Desde logo, uma sociedade assim ignora os mais velhos. Coloca-os à margem e dispensa a sua memória. Acha-os um empecilho porque lhe lembra o passado desinteressante e deprecia-os porque são pouco produtivos na lógica do hoje. Atribui-lhes gavetas douradas, onde não devem incomodar. Permite-lhes que durem, mas não que existam verdadeiramente. Ficam pois impedidos de ser cidadãos plenos, e de nos trazer essa preciosa memória do passado, que nos ajudaria a entender o presente.
É bom não esquecer que quem ignora o passado, não aprende. Perde a densidade da experiência, a sabedoria que a tradição dos séculos nos traz. Ao cortar com o ciclo das gerações, que vão passando de mão em mão o testemunho da humanidade, dissipa-se o valor acrescentado da civilização. Esquece-se a natureza humana e ignora-se, por um lado, as suas fragilidades e, por outro, as suas potencialidades.
Precisamos de cultivar a memória do passado, sem saudosismos, nem alienações. E, para isso, necessitamos de recriar uma cidadania sénior, através da qual os mais velhos se sintam também construtores do presente. Com dignidade e valor acrescentado.

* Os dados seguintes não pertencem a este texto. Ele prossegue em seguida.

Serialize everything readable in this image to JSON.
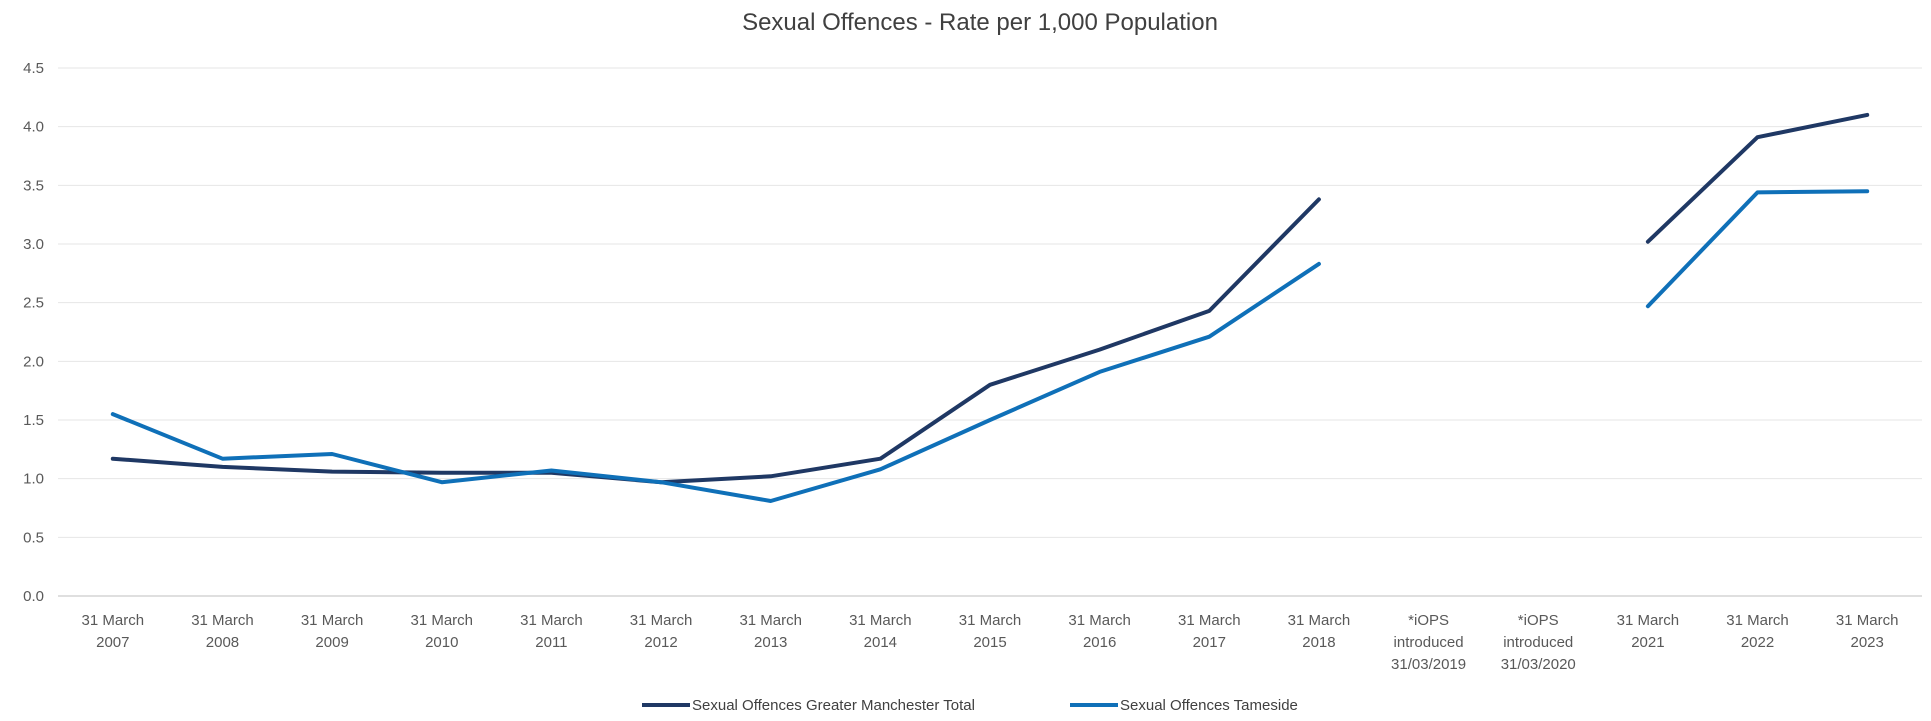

Mas há um outro lado da moeda deste império. Quem vive para o hoje, também ignora o amanhã. Não poupa, nem planta. Só desfruta. Desresponsabiliza-se da preservação dos recursos naturais e deixa o planeta aquecer. Demite-se de transmitir valores e tradições aos que nos sucedem, no pressuposto de não vale a pena. Não tem paciência, nem persistência. Não é capaz de diferir remunerações, nem de as emprestar ao futuro. Quer tudo para si e já.
Paradoxalmente, apesar de um discurso e de uma aparente prática de valorização das crianças e dos jovens, os escravos do hoje não são verdadeiramente solidários com as novas gerações. Se o fossem, agiriam diferentemente.
Temos, por isso, perante nós um enorme desafio de cultivar a solidariedade intergeracional. De reforçar uma cadeia, onde tudo se liga e na qual somos responsáveis não só pela gestão do presente, mas também por continuar o passado e viabilizar o futuro. A História não começou connosco, nem tão pouco irá acabar connosco. Por isso o império do hoje é mais uma armadilha a evitar.